Les revenus des activités de marchés de capitaux, exclusivement axées sur les produits de fixed income (taux, changes, matières premières), ont chuté de 28,3%, pénalisés par la faiblesse de la volatilité. «En temps normal, le troisième trimestre est le plus faible de l’année», a souligné Jérôme Grivet, directeur financier de CASA, lors d’une conférence téléphonique. Le troisième trimestre 2016 s'était révélé exceptionnellement bon, en raison de la volatilité générée par le référendum sur le Brexit et par les spéculations sur l'évolution des politiques monétaires aux Etats-Unis et en Europe.
Dans la banque de détail en France, les revenus de LCL ont baissé de 3,4% à 841 millions d’euros et le bénéfice net a chuté de 12,3% à 137 millions. Philippe Brassac, directeur général de CASA, a précisé que le phénomène des renégociations de crédits, lié à la faiblesse des taux d’intérêt, qui pèse sur LCL était «plutôt derrière nous». Le flux a été divisé par 10 entre janvier et septembre.

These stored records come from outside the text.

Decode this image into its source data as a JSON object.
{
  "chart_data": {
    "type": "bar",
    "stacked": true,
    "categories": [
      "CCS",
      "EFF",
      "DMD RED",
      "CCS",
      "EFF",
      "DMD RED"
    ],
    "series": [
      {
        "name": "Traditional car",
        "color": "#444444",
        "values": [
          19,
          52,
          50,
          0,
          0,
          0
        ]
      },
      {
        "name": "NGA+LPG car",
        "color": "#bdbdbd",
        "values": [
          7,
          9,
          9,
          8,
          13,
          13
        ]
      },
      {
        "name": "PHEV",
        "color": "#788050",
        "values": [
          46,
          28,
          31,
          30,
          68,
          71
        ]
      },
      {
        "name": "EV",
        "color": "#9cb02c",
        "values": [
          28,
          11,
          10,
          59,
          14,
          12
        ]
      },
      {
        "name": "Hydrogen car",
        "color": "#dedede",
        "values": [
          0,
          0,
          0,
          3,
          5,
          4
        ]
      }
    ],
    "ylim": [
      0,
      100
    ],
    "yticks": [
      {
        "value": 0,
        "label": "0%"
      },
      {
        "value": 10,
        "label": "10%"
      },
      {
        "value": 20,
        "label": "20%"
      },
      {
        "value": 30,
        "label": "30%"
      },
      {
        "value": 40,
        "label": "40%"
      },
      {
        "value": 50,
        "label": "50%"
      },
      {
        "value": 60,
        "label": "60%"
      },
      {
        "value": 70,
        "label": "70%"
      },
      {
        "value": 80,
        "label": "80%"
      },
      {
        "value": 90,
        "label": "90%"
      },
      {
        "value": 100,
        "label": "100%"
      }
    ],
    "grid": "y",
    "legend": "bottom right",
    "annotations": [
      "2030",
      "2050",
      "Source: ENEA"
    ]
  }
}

Au chapitre de la solvabilité, Crédit Agricole SA affichait un ratio CET1 de 12% au 30 septembre, contre 12,4% au 30 juin. Mais le ratio CET1 a progressé de 30 points de base par rapport au 30 juin, en données proforma de l’acquisition de Pioneer, qui a consommé plus de 70 points de base de ratio CET1. Le ratio est par ailleurs supérieur à l’objectif de 11% que la banque s’est fixé sur la durée de son plan stratégique 2016-2019.
Au sujet de la croissance externe, et des récentes spéculations de rachat de l’allemande Commerzbank par BNP Paribas ou par le Crédit Agricole, entre autres, «notre plan de moyen terme est centré sur la croissance organique avec des acquisitions ciblées. Nous n’avons aucun projet d’acquisition de tout ou partie du capital de Commerzbank», a affirmé Philippe Brassac.
Enfin, la surtaxe exceptionnelle sur les grandes entreprises, votée lundi par l’Assemblée nationale et destinée à contrebalancer partiellement le manque à gagner de 10 milliards d’euros lié à l’invalidation de la taxe sur les dividendes, coûtera de l’ordre de 1 milliard d’euros, au total, à Crédit Agricole, BPCE (Banques Populaires Caisses d’Epargne) et Crédit Mutuel, a confirmé Philippe Brassac. Chacune de ces trois banques mutualistes, dont la base d’imposition en France est particulièrement élevée, paiera un tiers environ de ce montant brut de 1 milliard d’euros, a ajouté le dirigeant.
Après quelques minutes de cotation, l’action Crédit Agricole SA cédait 3,23% à 14,25 euros.